The Satellite Sentinel Project (SSP) Tuesday released new images of an air base in Sudan’s Northern Kordofan State that it says corroborate reports that Sudan bombed two refugee camps in South Sudan last week. The Khartoum government has denied the bombings.
“These images show the El Obeid air base where there is a large gathering of military air power, including two AN 26 Antonovs,” said Nathaniel Raymond, head of the Harvard Humanitarian Initiative, which analyzes the satellite images.
He said the presence of the Antonov aircraft is important in light of eye witness reports of the November 10 attack on the Yida refugee camp. A similar attack was reported two days earlier at the Guffa camp.
“They match the description of the planes that allegedly attacked the two refugee camps in southern Sudan last week. Additionally, these planes on the strip at El Obeid are in range operationally of those camps. They could have made that flight and they are capable of performing a mission such as a bombing run,” Raymond said.
Growing air power
Last week, the SSP reported that the Sudanese Armed Forces were upgrading captured rebel air bases in Blue Nile State.
“They are improving the ability of newly captured airstrips to handle certain types of aircraft and to be able to handle multiple aircraft coming in or out of an airstrip at a time. The second thing we’re seeing…is the gathering of multiple types of aircraft at El Obeid,” he said.
The images identify the aircraft as ground attack fighters and helicopter gunships, in addition to the Antonovs.
Raymond said, “The question is will those joint strike fighters come into play and be used similar to the way the Antonovs have been used in terms of attacking ground targets?”
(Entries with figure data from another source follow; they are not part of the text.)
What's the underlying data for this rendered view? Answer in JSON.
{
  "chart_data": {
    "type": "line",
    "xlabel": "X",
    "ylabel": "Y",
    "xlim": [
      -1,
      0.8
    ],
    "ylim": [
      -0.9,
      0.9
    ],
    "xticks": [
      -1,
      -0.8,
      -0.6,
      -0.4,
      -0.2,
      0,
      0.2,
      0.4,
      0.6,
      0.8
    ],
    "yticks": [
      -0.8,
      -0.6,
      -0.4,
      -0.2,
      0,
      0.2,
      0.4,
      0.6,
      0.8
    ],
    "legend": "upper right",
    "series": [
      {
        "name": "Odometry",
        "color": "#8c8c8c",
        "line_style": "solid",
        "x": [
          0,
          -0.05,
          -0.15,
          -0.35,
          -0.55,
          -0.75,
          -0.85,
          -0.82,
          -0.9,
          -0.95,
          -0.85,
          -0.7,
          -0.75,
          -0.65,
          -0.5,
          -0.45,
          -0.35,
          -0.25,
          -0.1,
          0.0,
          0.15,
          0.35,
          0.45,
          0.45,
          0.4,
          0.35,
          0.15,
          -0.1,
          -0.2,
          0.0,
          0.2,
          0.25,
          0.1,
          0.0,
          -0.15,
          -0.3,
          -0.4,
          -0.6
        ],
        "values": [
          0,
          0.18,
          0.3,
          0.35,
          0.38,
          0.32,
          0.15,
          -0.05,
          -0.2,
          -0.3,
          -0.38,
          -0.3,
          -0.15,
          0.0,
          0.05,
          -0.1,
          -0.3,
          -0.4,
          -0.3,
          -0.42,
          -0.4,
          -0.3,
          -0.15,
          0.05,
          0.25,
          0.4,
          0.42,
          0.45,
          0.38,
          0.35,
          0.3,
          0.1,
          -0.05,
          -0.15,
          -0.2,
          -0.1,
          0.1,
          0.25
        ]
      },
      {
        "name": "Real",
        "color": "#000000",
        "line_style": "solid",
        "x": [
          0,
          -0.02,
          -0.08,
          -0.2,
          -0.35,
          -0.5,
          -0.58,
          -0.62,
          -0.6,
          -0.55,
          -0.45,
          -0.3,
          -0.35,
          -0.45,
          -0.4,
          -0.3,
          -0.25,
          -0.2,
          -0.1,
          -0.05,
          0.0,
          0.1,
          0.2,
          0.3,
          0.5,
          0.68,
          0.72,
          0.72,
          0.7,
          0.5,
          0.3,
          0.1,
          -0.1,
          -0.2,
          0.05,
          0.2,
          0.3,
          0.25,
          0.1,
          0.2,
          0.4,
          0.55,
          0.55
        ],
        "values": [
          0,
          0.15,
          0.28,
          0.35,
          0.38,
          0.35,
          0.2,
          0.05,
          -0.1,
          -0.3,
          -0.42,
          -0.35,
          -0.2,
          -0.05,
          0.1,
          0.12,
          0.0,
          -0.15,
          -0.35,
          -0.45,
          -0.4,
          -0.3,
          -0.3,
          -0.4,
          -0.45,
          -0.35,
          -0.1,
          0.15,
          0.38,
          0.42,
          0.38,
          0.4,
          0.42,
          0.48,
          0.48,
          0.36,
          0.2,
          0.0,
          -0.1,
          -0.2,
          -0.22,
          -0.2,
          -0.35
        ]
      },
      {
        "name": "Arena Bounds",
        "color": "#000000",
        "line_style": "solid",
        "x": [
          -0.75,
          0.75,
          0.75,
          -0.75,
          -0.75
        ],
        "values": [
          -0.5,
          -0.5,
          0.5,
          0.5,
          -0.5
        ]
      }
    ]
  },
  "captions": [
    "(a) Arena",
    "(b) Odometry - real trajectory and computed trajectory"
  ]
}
The satellite Sentinel Project has also been watching developments on the South Sudan side of the border to see whether there’s a comparable build-up up of military forces.
“There is no comparable build-up that we have been able to see at this point,’ he said.
South Sudan is not believed to have anywhere near the number of military aircraft that Sudan has.
“Additionally,” Raymond said, “South Sudan has little roads or infrastructure to be able to bring forces to the front of the line. Whereas in the case of north Sudan, there has been significant build-up of infrastructure over the past few months along the border to be able to move troops and supplies.”
Raymond said, “I think the key now is for the U.N. Security Council to act. There have been a lot of statements, but policy related to south Kordofan, related to Blue Nile, international policy, has not changed all that much since the attacks began.”